Since borrowers need to have a hub to guide them through the forbearance application process, the new platform is designed to manage borrowers’ submissions and allow users to review, track and approve requests filed by CPC’s asset managers and loan servicers.

“The need for institutions to react quickly has never been more important,” said Gary Hoberman, CEO and Founder of Unqork. “CPC, KPMG, and Unqork came together to deliver an intuitive application” that helps people transition to forbearance.

No-Code technology is more important than ever today to help strengthen communities and promote collaboration, and respond to business challenges with new and practical solutions, said Harvinder Bhatia, Managing Director at KPMG. Working together “we were able to address an immediate need.”

COVID-19 affects financial security for half of Americans

The pandemic may have given many Americans their first major financial crisis experience. Up to 49% of Americans say their level of financial security is worse since the COVID-19 pandemic began, 33% admit they were not prepared for a financial crisis, according to a survey conducted by financial services provider COUNTRY Financial.

The survey found 45% of participants currently are focusing on paying day-to-day expenses, 27% are saving for an emergency fund, 16% for retirement and 5% for investing in the stock market. As to how they plan to spend their stimulus check, 38% say it will help cover everyday expenses, 15% would pay a mortgage or rent, 22% plan to save or invest it.

On the upside, the pandemic presents an opportunity to regroup, assess and develop a financial plan, said Troy Frerichs, Vice President of Investment Services at COUNTRY Financial, and take advantage of the opportunity to lower interest rates to pay off debt, or refinance the mortgage.

While the full scope of COVID impact is not clear, said Christian Mitchell, executive vice president & chief customer officer at Northwestern Mutual, people will start “to rely more heavily on credit in order try and adapt to their new normal.”

The Northwestern Mutual 2020 Planning & Progress Study of Americans who carry debt found the average debt balance is $26,621, and 13% expect to be in debt the rest of their lives.
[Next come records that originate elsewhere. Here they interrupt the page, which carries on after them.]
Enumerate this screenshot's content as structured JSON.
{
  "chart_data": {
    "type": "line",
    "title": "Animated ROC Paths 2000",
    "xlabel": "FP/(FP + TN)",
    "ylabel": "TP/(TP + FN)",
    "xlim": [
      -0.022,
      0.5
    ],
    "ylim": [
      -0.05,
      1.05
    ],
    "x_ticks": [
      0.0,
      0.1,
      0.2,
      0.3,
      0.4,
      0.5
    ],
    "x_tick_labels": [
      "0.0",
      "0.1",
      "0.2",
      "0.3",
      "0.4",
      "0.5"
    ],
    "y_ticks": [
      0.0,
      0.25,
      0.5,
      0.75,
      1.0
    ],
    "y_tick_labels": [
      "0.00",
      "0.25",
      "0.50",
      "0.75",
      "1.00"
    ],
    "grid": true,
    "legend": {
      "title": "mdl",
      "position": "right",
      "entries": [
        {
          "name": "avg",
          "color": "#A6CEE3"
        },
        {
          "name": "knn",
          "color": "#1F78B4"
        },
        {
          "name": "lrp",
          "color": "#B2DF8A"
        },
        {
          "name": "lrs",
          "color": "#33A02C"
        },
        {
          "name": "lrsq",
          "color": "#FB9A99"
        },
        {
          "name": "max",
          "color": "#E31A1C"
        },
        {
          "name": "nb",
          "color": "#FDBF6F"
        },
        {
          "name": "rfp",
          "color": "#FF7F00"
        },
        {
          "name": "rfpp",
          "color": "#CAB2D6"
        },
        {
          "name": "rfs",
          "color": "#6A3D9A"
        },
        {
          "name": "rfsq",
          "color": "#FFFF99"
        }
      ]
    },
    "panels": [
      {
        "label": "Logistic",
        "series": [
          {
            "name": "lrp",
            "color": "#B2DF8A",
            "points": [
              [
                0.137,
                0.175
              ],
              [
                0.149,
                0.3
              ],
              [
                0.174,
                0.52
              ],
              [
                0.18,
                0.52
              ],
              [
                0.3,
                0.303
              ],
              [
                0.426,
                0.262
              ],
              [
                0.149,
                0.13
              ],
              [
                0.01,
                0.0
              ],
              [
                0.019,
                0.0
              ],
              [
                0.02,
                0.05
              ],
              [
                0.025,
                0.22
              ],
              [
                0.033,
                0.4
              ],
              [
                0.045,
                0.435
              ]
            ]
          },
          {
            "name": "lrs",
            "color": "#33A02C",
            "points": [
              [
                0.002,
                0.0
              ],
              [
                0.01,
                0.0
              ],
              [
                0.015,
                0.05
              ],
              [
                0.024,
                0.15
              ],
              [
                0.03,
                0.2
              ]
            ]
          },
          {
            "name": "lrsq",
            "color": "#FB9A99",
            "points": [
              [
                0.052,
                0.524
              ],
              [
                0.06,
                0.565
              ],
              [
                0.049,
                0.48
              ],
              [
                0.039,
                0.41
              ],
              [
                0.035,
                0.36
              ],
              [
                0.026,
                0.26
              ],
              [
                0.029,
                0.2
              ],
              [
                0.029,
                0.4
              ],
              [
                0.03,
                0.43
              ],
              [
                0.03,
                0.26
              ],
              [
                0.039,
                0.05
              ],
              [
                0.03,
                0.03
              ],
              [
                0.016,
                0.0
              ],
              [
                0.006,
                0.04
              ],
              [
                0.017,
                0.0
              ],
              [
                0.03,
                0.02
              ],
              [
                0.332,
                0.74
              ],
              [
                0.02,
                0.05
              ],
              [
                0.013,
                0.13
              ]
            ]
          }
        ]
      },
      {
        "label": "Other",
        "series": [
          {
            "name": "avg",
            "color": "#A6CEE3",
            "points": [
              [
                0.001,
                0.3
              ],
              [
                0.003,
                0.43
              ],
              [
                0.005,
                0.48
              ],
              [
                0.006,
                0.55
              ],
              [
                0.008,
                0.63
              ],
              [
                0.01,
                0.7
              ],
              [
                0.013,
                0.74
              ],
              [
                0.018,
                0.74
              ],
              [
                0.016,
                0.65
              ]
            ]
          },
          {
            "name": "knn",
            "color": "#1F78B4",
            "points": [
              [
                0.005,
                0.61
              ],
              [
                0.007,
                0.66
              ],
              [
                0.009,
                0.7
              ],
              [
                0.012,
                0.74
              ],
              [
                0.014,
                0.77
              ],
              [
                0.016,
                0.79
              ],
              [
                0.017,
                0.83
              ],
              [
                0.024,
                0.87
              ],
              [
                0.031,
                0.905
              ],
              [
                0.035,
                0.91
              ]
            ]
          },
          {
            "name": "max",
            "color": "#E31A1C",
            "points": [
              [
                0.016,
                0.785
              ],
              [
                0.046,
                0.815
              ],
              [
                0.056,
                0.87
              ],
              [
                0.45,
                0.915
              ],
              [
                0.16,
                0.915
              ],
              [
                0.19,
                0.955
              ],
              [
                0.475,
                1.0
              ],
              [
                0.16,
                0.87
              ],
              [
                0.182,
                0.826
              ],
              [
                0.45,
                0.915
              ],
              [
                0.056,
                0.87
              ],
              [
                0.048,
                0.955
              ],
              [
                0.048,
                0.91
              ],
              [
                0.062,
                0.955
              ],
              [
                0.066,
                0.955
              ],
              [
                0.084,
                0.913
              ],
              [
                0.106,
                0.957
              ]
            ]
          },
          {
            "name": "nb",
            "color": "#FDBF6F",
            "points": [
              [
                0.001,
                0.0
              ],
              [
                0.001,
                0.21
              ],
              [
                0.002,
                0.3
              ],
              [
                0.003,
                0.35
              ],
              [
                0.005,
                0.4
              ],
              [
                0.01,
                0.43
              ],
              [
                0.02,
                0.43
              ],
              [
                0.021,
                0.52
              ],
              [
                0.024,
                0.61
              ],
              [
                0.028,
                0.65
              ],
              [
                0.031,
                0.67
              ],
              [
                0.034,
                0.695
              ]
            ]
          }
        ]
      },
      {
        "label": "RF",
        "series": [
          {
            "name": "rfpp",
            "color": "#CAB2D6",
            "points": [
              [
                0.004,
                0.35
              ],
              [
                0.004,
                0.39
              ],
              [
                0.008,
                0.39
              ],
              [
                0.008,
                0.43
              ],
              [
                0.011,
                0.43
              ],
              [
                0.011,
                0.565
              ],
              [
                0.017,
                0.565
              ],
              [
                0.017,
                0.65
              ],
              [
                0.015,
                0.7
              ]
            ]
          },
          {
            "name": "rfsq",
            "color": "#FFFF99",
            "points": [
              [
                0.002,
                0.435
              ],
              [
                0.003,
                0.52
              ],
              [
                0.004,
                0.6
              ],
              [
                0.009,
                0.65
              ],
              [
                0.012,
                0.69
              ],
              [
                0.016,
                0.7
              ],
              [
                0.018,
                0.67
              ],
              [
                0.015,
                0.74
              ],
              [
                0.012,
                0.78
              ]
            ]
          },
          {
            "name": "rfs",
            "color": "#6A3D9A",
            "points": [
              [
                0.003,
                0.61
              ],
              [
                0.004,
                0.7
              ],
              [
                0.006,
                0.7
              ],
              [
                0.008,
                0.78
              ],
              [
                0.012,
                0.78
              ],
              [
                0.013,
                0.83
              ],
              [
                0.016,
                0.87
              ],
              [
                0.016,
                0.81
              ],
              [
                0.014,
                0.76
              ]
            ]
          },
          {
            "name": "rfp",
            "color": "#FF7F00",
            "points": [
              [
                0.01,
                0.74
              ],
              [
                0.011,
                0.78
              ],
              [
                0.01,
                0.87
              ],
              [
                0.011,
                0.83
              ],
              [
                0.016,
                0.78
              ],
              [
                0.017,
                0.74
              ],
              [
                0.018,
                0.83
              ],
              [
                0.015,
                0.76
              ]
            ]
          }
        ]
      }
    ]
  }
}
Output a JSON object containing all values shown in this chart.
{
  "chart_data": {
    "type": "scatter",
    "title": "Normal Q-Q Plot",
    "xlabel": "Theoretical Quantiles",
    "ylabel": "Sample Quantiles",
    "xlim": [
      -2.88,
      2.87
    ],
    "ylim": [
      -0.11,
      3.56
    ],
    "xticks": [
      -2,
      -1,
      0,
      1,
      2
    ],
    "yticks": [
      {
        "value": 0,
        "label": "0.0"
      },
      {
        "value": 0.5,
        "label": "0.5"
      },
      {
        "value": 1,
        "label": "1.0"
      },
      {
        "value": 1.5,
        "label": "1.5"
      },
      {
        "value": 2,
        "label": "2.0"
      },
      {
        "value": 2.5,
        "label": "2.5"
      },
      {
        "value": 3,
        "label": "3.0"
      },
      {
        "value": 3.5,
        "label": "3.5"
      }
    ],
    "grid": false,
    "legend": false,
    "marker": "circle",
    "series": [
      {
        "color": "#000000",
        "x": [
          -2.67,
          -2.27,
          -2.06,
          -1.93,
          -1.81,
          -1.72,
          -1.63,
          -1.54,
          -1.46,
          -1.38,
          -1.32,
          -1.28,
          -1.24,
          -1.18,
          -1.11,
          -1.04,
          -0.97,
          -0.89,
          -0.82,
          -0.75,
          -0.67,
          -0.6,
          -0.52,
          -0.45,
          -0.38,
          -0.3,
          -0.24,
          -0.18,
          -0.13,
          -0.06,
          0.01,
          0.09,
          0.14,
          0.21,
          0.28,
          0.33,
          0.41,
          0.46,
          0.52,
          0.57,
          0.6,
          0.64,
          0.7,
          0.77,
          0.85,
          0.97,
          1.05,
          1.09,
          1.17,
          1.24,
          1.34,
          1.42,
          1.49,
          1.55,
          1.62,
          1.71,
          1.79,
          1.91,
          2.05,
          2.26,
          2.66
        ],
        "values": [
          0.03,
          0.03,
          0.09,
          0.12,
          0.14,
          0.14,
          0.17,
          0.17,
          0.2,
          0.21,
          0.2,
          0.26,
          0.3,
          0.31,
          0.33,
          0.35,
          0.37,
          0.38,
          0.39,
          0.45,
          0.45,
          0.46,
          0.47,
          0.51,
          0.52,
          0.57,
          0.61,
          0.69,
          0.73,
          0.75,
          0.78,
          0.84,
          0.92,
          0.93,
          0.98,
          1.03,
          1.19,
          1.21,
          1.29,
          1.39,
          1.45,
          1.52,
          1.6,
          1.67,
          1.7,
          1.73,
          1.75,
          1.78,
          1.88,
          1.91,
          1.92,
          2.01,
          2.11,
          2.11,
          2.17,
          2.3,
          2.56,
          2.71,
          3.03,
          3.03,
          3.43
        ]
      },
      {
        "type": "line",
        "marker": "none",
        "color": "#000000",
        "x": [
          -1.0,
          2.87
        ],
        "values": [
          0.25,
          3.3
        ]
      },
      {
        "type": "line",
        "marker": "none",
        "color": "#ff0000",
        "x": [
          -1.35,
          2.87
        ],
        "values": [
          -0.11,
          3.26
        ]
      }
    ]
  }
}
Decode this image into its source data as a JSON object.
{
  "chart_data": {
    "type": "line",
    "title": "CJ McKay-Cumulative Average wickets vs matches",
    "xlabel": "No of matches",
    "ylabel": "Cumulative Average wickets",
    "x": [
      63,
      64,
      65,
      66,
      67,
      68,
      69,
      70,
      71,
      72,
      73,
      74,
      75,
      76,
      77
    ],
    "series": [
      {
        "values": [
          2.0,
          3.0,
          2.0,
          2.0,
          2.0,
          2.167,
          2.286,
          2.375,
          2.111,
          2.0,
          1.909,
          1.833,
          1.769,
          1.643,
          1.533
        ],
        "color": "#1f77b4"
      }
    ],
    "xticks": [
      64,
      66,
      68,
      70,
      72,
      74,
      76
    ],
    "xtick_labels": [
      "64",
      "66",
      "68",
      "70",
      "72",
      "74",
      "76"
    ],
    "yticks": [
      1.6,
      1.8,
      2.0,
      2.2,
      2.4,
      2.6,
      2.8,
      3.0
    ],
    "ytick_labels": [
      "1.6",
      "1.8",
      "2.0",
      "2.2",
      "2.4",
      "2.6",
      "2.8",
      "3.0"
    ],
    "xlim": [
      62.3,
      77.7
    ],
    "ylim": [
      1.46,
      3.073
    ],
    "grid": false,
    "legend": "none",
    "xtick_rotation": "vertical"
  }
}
One third of indebted Americans, or 33%, said their monthly income goes toward paying it off, exclusive of mortgages.

Northwestern found, 58% of U.S. adults carrying debt, say “it has a substantial or moderate impact on their ability to achieve long term financial security, and 18% of these responders said they delayed buying a home. Only 26% of Americans report having no debt.

Data suggest “just prior to the steepest impacts of the COVID-19 outbreak,” Americans have been making progress in their ability to manage and reduce debt during the past few years, said Mitchell. In the current environment, “many people are taking the time to reevaluate their financial situation.” Of those with some debt, 67% have a specific pay off plan.